2 - Nüfus artışına göre ekim planı yapılmalı

Dünya nüfusunun her yıl anormal düzeyde artış gösterdiğini belirten Arslan, 10 yıl önce Hindistan ile Çin arasında 500 milyon nüfus farklı olduğuna, ancak şuan bu farkın da ortadan kalktığına dikkat çekti. Arslan, “Nüfus hareketlerini de dikkate alarak üretimde planlamaya gidilmesi gerekiyor. Özellikle bakliyat üretimi artmalı. Bunun için de yeni tohumlar geliştirilmeli" dedi.

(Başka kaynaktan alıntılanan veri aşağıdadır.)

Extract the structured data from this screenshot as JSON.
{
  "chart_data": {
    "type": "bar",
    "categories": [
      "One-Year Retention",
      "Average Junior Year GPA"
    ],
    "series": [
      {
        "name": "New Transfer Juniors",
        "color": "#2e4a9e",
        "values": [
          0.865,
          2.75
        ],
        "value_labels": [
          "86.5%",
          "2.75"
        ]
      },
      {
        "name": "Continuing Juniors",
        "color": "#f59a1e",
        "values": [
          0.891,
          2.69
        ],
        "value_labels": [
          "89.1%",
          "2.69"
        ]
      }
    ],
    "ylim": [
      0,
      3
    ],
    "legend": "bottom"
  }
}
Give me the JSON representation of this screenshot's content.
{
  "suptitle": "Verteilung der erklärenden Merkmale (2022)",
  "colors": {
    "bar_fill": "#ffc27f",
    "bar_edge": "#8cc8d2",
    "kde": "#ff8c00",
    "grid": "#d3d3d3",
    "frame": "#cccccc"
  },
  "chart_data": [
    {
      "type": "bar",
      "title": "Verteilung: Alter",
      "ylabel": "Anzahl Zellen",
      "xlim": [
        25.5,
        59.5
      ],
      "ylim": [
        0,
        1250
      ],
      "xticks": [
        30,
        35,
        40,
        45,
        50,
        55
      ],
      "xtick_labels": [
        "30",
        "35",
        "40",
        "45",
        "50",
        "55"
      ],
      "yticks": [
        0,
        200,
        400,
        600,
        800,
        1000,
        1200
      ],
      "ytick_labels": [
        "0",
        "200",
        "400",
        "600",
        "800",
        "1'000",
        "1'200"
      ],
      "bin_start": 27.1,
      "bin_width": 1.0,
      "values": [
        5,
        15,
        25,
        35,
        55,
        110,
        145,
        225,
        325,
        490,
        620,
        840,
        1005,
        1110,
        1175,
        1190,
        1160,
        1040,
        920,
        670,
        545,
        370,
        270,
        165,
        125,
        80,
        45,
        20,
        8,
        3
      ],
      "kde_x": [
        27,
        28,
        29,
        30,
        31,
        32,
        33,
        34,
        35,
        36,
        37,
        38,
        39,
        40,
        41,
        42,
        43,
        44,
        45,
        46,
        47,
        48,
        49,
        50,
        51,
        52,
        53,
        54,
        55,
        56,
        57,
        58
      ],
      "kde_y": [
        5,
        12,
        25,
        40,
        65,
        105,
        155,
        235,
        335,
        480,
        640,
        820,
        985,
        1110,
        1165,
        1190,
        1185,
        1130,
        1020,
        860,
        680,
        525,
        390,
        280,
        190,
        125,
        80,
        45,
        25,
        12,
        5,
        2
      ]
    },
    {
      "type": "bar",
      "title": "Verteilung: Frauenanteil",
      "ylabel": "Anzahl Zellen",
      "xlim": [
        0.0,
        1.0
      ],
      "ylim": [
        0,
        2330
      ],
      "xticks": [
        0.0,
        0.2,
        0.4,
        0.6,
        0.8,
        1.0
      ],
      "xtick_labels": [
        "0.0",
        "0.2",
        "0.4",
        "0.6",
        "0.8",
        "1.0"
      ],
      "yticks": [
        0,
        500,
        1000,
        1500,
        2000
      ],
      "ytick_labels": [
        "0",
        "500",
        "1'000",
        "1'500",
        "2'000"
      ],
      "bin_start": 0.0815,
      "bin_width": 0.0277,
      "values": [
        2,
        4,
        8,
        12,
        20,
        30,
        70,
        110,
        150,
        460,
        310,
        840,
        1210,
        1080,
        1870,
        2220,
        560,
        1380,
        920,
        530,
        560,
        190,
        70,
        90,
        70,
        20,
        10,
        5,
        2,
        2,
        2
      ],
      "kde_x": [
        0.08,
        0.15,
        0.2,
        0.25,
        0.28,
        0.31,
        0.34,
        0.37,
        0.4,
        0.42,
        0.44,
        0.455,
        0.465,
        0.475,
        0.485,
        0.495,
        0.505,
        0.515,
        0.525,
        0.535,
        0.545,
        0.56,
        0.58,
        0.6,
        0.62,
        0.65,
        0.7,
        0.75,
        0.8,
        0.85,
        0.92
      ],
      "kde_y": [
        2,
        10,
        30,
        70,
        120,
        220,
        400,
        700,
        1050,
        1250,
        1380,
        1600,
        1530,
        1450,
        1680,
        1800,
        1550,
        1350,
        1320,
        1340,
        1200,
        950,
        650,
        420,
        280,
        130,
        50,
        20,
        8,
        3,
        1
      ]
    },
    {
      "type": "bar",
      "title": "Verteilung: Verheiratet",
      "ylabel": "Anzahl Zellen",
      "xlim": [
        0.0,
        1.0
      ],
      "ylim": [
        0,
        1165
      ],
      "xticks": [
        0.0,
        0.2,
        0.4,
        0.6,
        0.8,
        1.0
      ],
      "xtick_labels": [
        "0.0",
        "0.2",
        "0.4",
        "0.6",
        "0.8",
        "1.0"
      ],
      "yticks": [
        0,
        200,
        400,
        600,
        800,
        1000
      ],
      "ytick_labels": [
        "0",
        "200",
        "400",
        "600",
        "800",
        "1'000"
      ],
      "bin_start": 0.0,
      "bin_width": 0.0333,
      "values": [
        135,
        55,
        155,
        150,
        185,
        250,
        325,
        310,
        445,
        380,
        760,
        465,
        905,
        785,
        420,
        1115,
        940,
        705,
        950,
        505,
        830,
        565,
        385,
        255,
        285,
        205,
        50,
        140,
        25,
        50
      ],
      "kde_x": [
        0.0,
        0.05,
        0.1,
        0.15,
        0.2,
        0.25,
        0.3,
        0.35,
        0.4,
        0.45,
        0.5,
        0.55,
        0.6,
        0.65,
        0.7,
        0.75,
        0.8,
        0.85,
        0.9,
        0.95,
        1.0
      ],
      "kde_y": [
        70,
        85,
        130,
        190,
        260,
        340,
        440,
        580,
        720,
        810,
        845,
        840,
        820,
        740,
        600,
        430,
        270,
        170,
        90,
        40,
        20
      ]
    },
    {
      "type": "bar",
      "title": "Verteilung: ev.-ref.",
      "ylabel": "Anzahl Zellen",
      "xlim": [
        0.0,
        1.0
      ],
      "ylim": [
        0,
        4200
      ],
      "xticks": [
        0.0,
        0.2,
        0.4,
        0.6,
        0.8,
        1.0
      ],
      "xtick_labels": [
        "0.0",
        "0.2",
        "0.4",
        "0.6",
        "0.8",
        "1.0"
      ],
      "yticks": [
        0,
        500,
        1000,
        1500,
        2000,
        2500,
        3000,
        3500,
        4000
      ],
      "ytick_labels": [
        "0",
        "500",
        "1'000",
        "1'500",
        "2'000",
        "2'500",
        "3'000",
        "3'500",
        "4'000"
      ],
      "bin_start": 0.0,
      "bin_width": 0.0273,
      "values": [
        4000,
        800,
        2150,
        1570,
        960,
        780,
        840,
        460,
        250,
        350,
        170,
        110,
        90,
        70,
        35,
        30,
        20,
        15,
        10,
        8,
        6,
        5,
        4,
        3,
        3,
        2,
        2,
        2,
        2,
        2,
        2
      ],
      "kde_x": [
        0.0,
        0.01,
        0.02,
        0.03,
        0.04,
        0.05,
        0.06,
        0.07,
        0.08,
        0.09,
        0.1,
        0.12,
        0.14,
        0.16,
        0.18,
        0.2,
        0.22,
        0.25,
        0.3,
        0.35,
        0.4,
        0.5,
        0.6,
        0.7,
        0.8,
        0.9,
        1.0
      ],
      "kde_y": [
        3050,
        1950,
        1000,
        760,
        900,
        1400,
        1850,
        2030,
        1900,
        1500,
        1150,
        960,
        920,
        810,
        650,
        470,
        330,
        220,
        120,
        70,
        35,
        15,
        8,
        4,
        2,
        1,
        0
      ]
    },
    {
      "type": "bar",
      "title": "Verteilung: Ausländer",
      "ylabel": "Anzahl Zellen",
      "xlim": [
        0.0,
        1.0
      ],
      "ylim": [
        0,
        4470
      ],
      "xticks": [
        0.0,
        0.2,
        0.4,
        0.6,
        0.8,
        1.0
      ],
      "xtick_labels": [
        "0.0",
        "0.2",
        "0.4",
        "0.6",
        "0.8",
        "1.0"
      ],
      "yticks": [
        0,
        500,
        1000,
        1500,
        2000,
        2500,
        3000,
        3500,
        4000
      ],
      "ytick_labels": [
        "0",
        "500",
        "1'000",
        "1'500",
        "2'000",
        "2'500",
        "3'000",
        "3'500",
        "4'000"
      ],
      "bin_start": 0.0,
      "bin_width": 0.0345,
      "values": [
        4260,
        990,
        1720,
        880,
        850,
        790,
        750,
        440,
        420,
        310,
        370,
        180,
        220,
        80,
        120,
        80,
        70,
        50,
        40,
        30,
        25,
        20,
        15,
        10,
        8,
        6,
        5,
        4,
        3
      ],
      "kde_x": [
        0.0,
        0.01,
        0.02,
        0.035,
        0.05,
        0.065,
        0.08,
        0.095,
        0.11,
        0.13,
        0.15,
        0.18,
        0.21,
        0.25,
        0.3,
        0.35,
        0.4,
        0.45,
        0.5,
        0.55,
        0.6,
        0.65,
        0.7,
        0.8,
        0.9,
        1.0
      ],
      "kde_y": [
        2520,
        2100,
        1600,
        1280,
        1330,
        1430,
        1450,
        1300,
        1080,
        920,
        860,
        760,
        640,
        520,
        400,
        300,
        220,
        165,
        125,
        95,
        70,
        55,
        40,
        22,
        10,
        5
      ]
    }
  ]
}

3 - UrGe projeleri ile küçük işletmelere yeni pazarlar açıyoruz

AHBİB olarak 2 URGE projesi düzenlediklerini belirten Arslan, özellikle küçük ölçekli ihracatçı firmalara pazarlama teknikleri ve firmalarının gelişimi ile ilgili eğitimler verdiklerini kaydetti. Arslan, bu projelere yaklaşık 50 firmanın katıldığını anlatarak, “Bu proje ile firmaları yurtdışı fuarlarına götürerek ihraç kanallarını nasıl genişletecekleri konusunda bilgilendirme yapıyoruz. Masraflarının yüzde 75’ni de bakanlık destekliyor. Firmalar bu sayede yeni firmalarla tanışarak farklı pazarlara açılabiliyorlar” ifadelerinde bulundu.